Here is the second sample problem.  Given an air temperature of 90 F and a relative humidity of 50% you are supposed to figure out the mixing ratio (15 g/kg) and the dew point temperature (70 F).  The problem is worked out in detail below.

First you fill in the air temperature and the RH data that you are given.  Since you know the air's temperature you can look up the saturation mixing ratio (30 g/kg).  Then you can substitute into the relative humidity formula and solve for the mixing ratio (15 g/kg).

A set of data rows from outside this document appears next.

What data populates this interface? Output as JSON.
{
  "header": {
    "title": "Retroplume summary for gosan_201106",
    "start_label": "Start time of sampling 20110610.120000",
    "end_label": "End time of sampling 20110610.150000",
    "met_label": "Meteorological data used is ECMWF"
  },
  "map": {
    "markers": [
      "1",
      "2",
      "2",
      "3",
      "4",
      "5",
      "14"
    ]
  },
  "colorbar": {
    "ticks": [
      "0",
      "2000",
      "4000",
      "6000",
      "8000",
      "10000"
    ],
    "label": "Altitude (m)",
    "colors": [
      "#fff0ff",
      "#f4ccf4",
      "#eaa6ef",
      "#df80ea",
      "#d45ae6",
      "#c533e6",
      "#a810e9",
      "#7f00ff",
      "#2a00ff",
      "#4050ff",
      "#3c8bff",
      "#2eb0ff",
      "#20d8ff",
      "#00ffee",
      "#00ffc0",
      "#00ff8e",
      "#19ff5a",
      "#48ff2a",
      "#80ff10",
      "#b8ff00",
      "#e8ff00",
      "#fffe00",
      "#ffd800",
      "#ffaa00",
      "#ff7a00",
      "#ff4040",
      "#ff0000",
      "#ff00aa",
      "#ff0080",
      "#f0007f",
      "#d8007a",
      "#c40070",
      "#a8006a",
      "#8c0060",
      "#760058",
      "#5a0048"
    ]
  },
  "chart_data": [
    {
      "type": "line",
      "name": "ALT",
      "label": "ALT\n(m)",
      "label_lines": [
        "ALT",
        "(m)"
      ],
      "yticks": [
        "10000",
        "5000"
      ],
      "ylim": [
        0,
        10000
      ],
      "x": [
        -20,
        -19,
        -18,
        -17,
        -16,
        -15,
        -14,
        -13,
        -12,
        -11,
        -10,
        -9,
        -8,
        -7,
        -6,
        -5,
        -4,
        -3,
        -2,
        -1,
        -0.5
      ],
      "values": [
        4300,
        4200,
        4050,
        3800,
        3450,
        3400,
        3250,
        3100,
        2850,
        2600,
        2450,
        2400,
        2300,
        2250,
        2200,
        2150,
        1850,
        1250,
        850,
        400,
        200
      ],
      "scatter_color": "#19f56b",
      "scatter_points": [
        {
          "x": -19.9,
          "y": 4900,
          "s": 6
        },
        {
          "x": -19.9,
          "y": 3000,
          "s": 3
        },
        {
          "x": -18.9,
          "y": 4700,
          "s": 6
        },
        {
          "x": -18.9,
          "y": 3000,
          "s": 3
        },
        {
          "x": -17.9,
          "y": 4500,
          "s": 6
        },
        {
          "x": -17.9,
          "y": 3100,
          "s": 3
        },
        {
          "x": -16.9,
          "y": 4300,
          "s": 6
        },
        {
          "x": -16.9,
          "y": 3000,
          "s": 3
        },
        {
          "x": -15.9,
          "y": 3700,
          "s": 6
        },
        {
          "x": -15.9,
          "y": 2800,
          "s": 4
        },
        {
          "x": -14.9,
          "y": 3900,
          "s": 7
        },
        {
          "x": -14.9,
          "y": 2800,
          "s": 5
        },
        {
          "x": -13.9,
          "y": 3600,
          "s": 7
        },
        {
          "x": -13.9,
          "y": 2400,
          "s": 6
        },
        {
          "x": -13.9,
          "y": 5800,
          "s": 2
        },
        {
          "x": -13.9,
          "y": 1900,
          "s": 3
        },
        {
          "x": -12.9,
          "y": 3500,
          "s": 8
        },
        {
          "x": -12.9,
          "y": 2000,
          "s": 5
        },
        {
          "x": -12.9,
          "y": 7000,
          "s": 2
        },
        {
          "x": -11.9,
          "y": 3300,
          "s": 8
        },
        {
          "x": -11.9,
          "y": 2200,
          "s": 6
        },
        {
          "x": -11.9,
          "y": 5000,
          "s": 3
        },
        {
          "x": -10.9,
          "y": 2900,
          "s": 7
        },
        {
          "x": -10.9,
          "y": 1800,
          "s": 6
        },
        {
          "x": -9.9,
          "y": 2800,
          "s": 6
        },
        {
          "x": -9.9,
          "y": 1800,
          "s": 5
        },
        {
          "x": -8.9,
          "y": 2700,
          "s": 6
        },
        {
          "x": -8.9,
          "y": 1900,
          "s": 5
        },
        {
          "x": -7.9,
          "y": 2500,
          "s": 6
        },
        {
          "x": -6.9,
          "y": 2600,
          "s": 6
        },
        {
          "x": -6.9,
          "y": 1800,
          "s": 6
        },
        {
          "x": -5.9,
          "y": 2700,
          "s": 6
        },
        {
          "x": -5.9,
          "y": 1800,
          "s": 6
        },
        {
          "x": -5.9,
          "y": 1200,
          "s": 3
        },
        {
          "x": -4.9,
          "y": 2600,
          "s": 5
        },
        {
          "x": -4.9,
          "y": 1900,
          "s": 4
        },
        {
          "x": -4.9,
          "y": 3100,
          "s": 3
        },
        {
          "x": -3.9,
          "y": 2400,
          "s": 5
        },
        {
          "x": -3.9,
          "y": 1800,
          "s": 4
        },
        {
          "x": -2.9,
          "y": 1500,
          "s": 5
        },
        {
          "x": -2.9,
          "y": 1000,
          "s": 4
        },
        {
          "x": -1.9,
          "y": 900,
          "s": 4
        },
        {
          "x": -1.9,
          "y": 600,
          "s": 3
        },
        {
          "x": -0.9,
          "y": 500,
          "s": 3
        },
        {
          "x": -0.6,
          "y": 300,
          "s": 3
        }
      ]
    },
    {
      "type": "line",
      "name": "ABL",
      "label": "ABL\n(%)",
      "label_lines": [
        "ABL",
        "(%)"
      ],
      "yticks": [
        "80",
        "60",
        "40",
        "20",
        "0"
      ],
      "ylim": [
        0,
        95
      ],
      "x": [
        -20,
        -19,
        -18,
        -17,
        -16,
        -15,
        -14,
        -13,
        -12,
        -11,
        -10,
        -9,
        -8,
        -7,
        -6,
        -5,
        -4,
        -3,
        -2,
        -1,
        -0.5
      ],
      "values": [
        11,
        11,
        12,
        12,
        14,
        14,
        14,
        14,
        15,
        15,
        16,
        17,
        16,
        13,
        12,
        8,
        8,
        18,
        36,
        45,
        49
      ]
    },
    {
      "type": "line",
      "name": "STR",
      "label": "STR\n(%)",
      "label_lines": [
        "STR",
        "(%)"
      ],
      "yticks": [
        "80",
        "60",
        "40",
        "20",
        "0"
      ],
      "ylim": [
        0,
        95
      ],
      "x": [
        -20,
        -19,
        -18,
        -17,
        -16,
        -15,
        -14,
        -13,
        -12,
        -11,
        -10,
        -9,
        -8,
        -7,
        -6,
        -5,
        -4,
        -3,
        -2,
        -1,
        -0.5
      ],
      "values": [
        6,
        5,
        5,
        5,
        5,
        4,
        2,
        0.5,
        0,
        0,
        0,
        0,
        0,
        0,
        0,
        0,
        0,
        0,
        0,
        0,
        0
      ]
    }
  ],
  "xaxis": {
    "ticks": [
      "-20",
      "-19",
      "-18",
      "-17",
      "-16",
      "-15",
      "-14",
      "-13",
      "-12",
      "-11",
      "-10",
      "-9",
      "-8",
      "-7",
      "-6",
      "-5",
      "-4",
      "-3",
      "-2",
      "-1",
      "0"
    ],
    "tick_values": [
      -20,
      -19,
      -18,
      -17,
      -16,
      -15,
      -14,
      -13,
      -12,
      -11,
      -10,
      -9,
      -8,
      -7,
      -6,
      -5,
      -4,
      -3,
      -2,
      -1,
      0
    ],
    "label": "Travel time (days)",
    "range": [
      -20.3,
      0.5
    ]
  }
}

Finally you imagine cooling the air.  Cooling causes the saturation mixing ratio to decrease, the mixing ratio stays constant, and the relative humidity increases.   In this example the RH reached 100% when the air had cooled to 70 F.  That is the dew point temperature.
There's something you can learn from these first two examples.

In the first example the RH was low and the difference between the air and dew point temperatures was large.  In the second example, the RH was higher and the difference between the air and dew point temperatures was smaller.  If there were no difference between the air and dew point temperature the RH would be 100%.

In the 3rd problem we started with RH=50% and r=10.5 g/kg. 

The air contains 10.5 g/kg of water vapor, this is 50% of what the air could potentially hold.  So the air's capacity, the saturation mixing ratio must be 21 g/kg.  Once you know the saturation mixing ratio you can look up the air temperature in a table.  Then you imagine cooling the air until the RH becomes 100%.  This occurs at 60 F.  The dew point is 60 F.
Now the last problem.
We're given an air temperature of 90 F and a dew point temperature of 50 F.  We need to determine the mixing ratio and the relative humidity.

We enter the two temperatures onto a chart and look up the saturation mixing ratio for each.


Then we know that if we cool the 90 F air to 50 F the RH will become 100%.  Since we know the saturation mixing ratio value at 50 F is 7.5 g/kg we can say the mixing ratio is 7.5 g/kg.

Remember back to the three earlier examples.  When we cooled air to the the dew point, the mixing ratio didn't change.  So the mixing ratio must have been 7.5 all along.   Once we know the mixing ratio in the 90 F air it is a simple matter to calculate the relative humidity.